Cette liturgie éminemment publicitaire est précisément la messe que Frances Ha et Pacific Rim prolongèrent car au lieu de produire des images (ce que fait de moins en moins le cinéma), ils ne produisent que des signes identitaires dont le spectateur se repaît de façon cannibale à force de trop s'y « reconnaître ». Cela fait longtemps que la publicité s'est attelée à la production de signes identitaires et l'on sait depuis belle lurette, grâce à Baudrillard notamment, qu'elle ne vise pas à vendre des objets mais à se vendre elle-même. Pacific Rim et Frances Ha sont issus du même moule et loin de montrer une quelconque réalité (de l'homme, du monde), ils ne savent plus qu'être le signe vide d'eux-mêmes : c'est d'ailleurs en cela que ces deux films ne sont que bonnet blanc et blanc bonnet car, détachés de tout référent réel, ils coexistent dans un univers abstrait de signes auquel le spectateur doit adhérer.

Les deux films sont d'ailleurs, chacun à leur manière, la mise en œuvre d'une stratégie publicitaire, qui devient même le sujet de leur fiction. Et comme toute publicité, ils répondent à la demande. Or, « ce qui est le plus demandé aujourd'hui, ce n'est ni une machine, ni une fortune, ni une œuvre : c'est une personnalité » (Riesman). Pacific Rim après tout est juste l'histoire d'un type banal qui, grâce à la décadence du monde, peut (enfin!) devenir un héros (le héros du quotidien est une thématique largement répandue dans la publicité au moins autant que le fantasme de catastrophe). Et ce devenir là, passe avant tout par le culte d'un objet (une machine) dont les dialogues du film vantent sans cesse les mérites :
« - Gypsy Danger. Il est vraiment magnifique.
- Il a un réacteur nucléaire à deux cœurs. Il est unique maintenant.
- Il l'a toujours été. »
Ce sentimentalisme envers l'objet n'a rien d'étonnant puisque par métonymie (l'homme devient une partie de l'objet), il transfère ses qualités (toujours uniques) à l'homme. C'est la promesse publicitaire par excellence : transformer de l'avoir en être. Promesse intenable on s'en doute puisqu'on ne peut être ce que l'on a et qu'on ne peut se posséder soi-même. Avoir ou être, il faut choisir.

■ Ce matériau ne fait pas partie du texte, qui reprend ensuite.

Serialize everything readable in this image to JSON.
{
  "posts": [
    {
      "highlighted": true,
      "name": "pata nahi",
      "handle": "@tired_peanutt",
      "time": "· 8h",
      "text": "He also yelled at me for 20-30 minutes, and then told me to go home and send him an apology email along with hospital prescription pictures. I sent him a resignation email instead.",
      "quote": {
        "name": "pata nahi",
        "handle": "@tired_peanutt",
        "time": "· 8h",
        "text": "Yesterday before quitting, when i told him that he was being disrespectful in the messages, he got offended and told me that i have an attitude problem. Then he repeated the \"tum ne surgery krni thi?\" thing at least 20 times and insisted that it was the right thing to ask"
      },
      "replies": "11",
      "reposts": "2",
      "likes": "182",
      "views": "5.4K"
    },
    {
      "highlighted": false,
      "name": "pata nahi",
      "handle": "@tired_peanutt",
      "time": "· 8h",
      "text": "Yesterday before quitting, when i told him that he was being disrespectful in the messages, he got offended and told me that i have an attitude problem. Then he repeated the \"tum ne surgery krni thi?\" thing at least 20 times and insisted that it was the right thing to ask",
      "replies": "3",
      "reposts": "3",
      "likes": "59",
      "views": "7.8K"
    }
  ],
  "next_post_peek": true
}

Frances Ha ne raconte pas tout à fait la même histoire : si Pacific Rim propose un idéal moyen, Frances Ha est sa version élitiste qui se fonde sur le culte de la différence. Frances, certes, est différente mais cela ne veut pas dire qu'elle est singulière. Elle se différencie des autres qui ne méritent que mépris si l'on en croit le film (il faut voir comment Baumbach consent à peine à les filmer), mais elle n'est pas personnelle, elle est personnalisée (comme une cuisine) : c'est ainsi que tout le film est le parfait exemple de l' underconsumption, « c'est-à-dire le paradoxe de la surdifférenciation de prestige » (Baudrillard, La Société de consommation, p.130). Frances Ha a beau être un film indépendant un peu fauché, Greta Gerwig a beau venir d'un mouvement underground américain (mumblecore), ce ne sont que les signes de leur surdifférenciation, faisant de la pauvreté un signe chic de plus (pas la vraie pauvreté qui elle n'est pas chic du tout mais seulement son signe). De la même manière, le noir et blanc de l'image vaut moins ici pour ses qualités esthétiques qu'en tant que signe d'un certain standing (intellectuel arty ou bobo chic peu importe) car les signes évidemment sont hiérarchisés. Frances Ha, le film, tout comme France Ha, le personnage ne sont que le résultat d'une différenciation par des signes (souvent par inversion avec le code habituel) qui visent à les hisser tout en haut de la hiérarchie. Tout au long du film, Frances ne fait qu'affirmer un mode de vie supérieur marquant d'un sceau infamant ce qui ne répond pas à son idéal de classe : pas cool d'être comme tout le monde, pas cool d'avoir des enfants, pas cool d'avoir trop d'argent mais pas cool d'être vraiment pauvre... C'est le versant fasciste et aliénant de la pub (la dictature du cool) qui ne se contente pas de nous promettre mille bonheurs mais qui nous dicte un comportement (Frances Ha est un modèle) en nous faisant voir, par bonté d'âme sans doute, à quel point sont médiocres nos aspirations et notre banale vie.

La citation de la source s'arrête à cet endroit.